Convex Versions Of Multivariate Adaptive Regression Splines And Implementations For Complex Optimization Problems
Shih, Dachuan Thomas
MetadataShow full item record
Multivariate Adaptive Regression Splines (MARS) provide a flexible statistical modeling method that employs forward and backward search algorithms to identify the combination of basis functions that best fits the data. In optimization, MARS has been used successfully to estimate the value function in stochastic dynamic programming, and MARS could be potentially useful in many real world optimization problems where objective (or other) functions need to be estimated from data, such as in simulation optimization. Many optimization methods depend on convexity, but a nonconvex MARS approximation is inherently possible because interaction terms are products of univariate terms. In this dissertation, convex versions of MARS are proposed. In order to ensure MARS convexity, two major modifications are made: (1) coefficients are constrained such that pairs of basis functions are guaranteed to jointly form convex functions; (2) The form of interaction terms is appropriately changed.
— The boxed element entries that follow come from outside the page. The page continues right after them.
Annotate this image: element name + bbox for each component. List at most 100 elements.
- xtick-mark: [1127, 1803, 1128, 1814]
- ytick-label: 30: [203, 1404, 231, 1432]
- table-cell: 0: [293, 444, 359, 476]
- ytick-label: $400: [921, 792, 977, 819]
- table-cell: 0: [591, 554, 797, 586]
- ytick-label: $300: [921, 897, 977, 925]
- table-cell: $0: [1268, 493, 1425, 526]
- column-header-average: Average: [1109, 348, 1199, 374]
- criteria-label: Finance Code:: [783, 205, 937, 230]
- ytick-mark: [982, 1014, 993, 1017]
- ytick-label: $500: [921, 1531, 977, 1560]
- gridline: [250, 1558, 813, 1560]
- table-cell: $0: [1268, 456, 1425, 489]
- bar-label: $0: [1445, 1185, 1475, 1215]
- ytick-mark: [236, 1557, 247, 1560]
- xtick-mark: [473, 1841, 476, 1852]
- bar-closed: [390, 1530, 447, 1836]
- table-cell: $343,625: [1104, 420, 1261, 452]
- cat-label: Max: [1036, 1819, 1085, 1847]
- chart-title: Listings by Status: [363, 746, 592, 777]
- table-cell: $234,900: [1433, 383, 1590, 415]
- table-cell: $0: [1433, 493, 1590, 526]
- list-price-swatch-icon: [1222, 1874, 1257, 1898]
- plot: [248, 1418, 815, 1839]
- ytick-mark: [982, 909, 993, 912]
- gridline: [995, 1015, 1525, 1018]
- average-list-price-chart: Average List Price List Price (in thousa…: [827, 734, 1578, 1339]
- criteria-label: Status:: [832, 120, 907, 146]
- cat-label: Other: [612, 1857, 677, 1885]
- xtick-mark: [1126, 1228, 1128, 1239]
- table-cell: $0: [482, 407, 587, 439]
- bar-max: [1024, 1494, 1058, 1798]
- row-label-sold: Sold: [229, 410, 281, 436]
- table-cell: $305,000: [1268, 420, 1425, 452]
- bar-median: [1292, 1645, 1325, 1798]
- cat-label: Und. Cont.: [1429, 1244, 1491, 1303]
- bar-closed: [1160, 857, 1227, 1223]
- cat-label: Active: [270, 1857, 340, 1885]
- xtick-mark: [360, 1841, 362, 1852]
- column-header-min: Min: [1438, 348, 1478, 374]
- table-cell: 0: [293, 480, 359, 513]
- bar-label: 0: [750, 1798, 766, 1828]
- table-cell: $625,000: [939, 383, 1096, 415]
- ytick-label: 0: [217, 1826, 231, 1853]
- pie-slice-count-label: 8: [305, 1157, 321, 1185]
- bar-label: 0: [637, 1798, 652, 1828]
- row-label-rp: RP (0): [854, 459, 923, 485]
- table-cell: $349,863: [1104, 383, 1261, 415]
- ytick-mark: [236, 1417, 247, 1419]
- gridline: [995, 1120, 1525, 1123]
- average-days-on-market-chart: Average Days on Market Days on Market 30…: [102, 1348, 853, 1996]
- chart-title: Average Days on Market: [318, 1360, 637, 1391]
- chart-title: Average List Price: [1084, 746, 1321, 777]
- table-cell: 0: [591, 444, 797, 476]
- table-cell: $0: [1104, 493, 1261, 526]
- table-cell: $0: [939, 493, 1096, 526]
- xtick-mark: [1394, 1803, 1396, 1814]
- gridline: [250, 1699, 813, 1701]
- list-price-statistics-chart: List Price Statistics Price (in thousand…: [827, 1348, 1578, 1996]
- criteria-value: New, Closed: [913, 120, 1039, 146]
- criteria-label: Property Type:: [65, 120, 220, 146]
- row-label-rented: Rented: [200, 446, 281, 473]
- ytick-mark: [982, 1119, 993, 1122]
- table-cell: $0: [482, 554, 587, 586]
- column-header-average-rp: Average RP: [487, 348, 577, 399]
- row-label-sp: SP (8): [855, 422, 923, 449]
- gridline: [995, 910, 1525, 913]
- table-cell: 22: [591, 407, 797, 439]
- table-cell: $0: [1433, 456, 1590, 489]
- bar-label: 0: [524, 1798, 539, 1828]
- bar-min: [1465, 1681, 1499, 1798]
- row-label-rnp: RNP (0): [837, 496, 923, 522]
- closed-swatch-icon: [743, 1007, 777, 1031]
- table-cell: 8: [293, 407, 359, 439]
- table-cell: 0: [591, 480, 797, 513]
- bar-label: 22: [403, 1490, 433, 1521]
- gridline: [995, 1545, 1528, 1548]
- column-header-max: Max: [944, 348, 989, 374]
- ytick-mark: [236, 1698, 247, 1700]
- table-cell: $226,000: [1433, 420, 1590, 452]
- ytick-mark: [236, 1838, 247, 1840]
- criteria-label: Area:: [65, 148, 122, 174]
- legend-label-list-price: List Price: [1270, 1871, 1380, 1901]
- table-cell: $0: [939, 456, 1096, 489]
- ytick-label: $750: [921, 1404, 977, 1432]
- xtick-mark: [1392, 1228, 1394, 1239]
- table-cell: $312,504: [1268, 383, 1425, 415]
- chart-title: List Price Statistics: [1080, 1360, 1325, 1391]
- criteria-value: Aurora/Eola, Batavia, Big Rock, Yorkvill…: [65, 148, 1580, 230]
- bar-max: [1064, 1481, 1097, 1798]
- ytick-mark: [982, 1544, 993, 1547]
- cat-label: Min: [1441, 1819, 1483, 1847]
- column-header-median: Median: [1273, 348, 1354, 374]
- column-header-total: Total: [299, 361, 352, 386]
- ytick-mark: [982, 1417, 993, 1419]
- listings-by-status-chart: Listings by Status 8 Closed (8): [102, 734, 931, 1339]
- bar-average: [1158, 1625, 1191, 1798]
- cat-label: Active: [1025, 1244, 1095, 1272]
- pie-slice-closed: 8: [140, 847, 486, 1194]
Finally, MARS convexity can be achieved by the fact that the sum of convex functions is convex. The implementation of MARS for approximating complex optimization functions can involve hundreds to thousands of state or decision variables. In particular, this research studies application to an inventory forecasting stochastic dynamic programming problem and an airline fleet assignment problem. Although one can simply attempt a MARS approximation over all the variables, prior research on the fleet assignment application indicates that many variables have little effect on the objective. Thus, a data mining step to conduct variable selection is needed. This step separates potentially critical variables from clearly redundant ones. In this dissertation, variants of two data mining tools are explored separately and in combination for variable selection: regression trees and multiple procedures based on false discovery rate.